Mr. Biden, who spent the holiday weekend in Wilmington, Del. had no scheduled appearances before returning to Washington in the evening. But in a short, pre-recorded speech posted on Twitter before the march began, the president linked the drive for new voting rights legislation with the legacy of Dr. king.
“It’s not enough to praise him,” Mr. Biden said of Dr. king. “We must commit to his unfinished work, to deliver jobs and justice, to protect the sacred right to vote, the right from which all other rights flow.”
“The attack on our democracy is real,” the president added. “From the January 6 uprising to the onslaught of Republican anti-voting laws in a number of states.

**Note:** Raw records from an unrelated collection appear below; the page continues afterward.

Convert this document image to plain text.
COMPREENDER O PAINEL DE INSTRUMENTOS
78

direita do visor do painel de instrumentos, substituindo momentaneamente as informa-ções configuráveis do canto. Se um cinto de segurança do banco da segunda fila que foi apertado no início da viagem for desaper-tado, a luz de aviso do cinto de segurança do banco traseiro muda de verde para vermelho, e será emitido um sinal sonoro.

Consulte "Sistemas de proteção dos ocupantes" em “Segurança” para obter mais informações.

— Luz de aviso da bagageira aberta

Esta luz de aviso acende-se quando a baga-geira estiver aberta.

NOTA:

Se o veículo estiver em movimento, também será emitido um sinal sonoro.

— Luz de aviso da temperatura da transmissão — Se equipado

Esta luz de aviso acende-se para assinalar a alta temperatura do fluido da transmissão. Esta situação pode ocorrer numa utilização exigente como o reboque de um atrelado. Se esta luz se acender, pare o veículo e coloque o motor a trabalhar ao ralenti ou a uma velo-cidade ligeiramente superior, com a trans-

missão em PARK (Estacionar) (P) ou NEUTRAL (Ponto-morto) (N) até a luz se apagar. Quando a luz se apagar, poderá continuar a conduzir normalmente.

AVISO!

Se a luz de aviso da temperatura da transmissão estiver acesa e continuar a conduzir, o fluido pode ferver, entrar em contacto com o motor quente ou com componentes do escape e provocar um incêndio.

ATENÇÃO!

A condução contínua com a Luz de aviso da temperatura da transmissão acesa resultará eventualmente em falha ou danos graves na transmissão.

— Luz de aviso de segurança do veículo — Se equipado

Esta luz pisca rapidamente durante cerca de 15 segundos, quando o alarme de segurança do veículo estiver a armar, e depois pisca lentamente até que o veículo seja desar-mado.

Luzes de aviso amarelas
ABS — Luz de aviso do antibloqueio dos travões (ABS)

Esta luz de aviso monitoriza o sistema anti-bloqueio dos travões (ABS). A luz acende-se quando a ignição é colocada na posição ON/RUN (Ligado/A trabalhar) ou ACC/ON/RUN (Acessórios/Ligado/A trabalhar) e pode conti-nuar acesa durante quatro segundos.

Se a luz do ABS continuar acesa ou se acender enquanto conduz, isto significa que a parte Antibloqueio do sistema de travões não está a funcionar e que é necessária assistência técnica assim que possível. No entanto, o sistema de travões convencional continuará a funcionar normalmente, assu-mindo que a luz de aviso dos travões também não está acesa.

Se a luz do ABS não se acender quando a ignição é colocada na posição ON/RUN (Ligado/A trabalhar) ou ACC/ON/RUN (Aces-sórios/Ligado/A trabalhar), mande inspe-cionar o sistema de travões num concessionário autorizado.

It’s no longer just about who gets to vote; it’s about who gets to count the vote, and whether your vote counts at all.”
The King family and other activists and lawmakers recounted moments from the country’s civil rights history to support their calls for reform and warn of what they believe would be the consequences of failure: a decline in civil rights and a new generation of colored voters who have less rights than their parents. They even raised the specter of violence, such as the brutality that took place in Selma, Ala., on Bloody Sunday.
“We’re on that precipice again,” said Alabama Representative Terri A. Sewell, a Democrat whose district includes Selma.
“This is our mountain moment,” she added. “Shall we give up? To spend? Or shall we continue?”